Artigo 45.º Tutela judicial

1 - Sem prejuízo da legitimidade de quem se sinta ameaçado ou tenha sido lesado nos seus direitos, à actuação perante a jurisdição competente do correspondente direito à cessação da conduta ameaçadora ou lesiva e à indemnização pelos danos que dela possam ter resultado, ao abrigo do disposto no capítulo anterior, também ao Ministério Público compete a defesa dos valores

protegidos pela presente lei, nomeadamente através da utilização dos mecanismos nela previstos.

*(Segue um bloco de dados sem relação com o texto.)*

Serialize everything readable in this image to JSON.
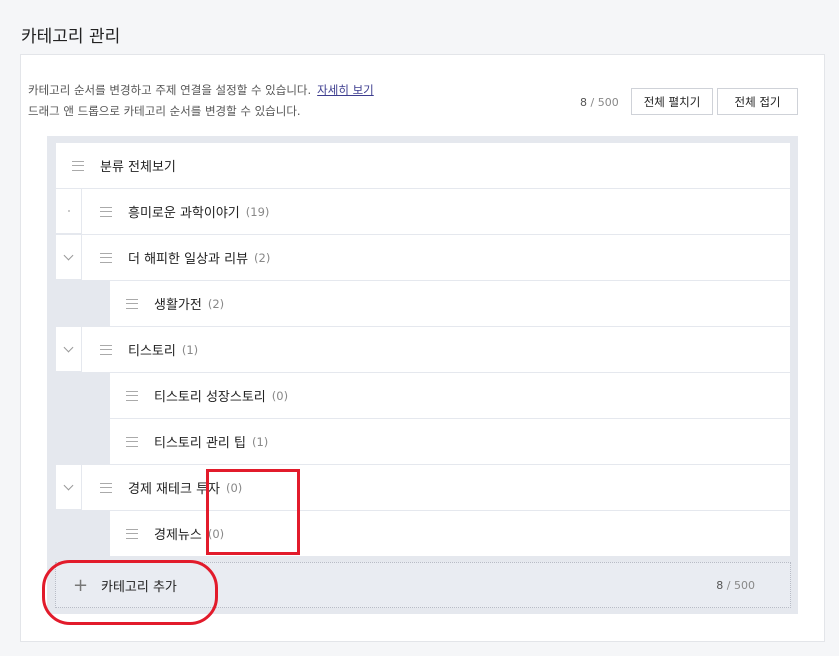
{
  "page": {
    "title": "카테고리 관리"
  },
  "description": {
    "line1": "카테고리 순서를 변경하고 주제 연결을 설정할 수 있습니다.",
    "link": "자세히 보기",
    "line2": "드래그 앤 드롭으로 카테고리 순서를 변경할 수 있습니다."
  },
  "counter": {
    "current": "8",
    "separator": "/ 500"
  },
  "buttons": {
    "expand_all": "전체 펼치기",
    "collapse_all": "전체 접기"
  },
  "tree": {
    "root": {
      "label": "분류 전체보기"
    },
    "items": [
      {
        "label": "흥미로운 과학이야기",
        "count": "(19)",
        "level": 1,
        "toggle": "dot"
      },
      {
        "label": "더 해피한 일상과 리뷰",
        "count": "(2)",
        "level": 1,
        "toggle": "chevron-down"
      },
      {
        "label": "생활가전",
        "count": "(2)",
        "level": 2
      },
      {
        "label": "티스토리",
        "count": "(1)",
        "level": 1,
        "toggle": "chevron-down"
      },
      {
        "label": "티스토리 성장스토리",
        "count": "(0)",
        "level": 2
      },
      {
        "label": "티스토리 관리 팁",
        "count": "(1)",
        "level": 2
      },
      {
        "label": "경제 재테크 투자",
        "count": "(0)",
        "level": 1,
        "toggle": "chevron-down"
      },
      {
        "label": "경제뉴스",
        "count": "(0)",
        "level": 2
      }
    ]
  },
  "add": {
    "icon": "plus-icon",
    "label": "카테고리 추가",
    "current": "8",
    "separator": "/ 500"
  },
  "colors": {
    "annotation": "#e21b2b",
    "tree_bg": "#e5e8ee",
    "accent_link": "#3d3d8f"
  }
}
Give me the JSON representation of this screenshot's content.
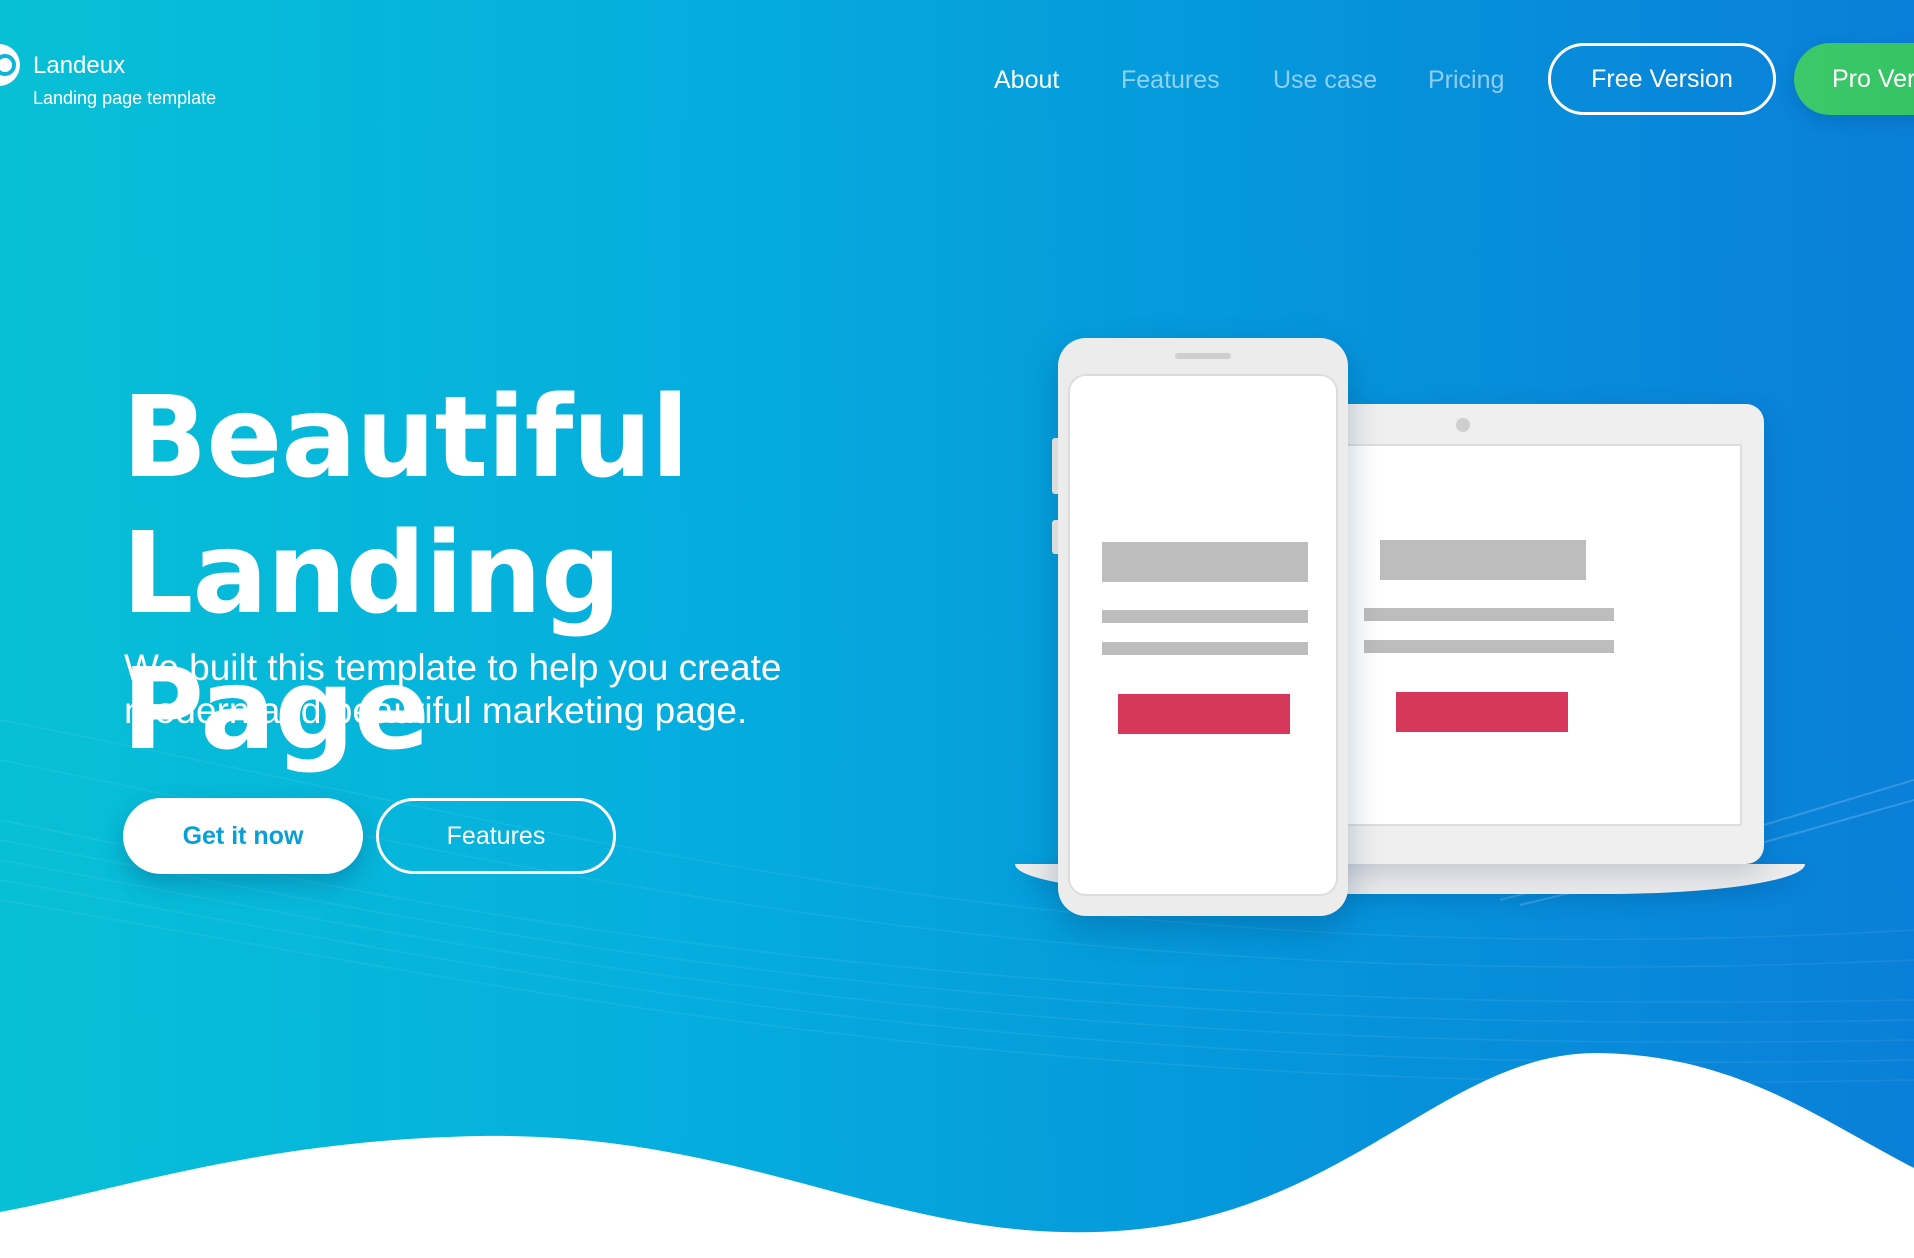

2 - É igualmente reconhecido a qualquer pessoa, independentemente de ter interesse pessoal na demanda, bem como às associações e fundações defensoras dos interesses em causa e às autarquias locais, o direito de propor e intervir, nos ternos previstos na lei, em processos principais e cautelares destinados à defesa dos valores protegidos pela presente lei.

O artigo 45.º da Lei n.º 11/87, de 7 de Abril foi alterado pelo artigo 6.º da Lei n.º 13/2002, de 19 de Fevereiro, que aprova o Estatuto dos Tribunais Administrativos e Fiscais.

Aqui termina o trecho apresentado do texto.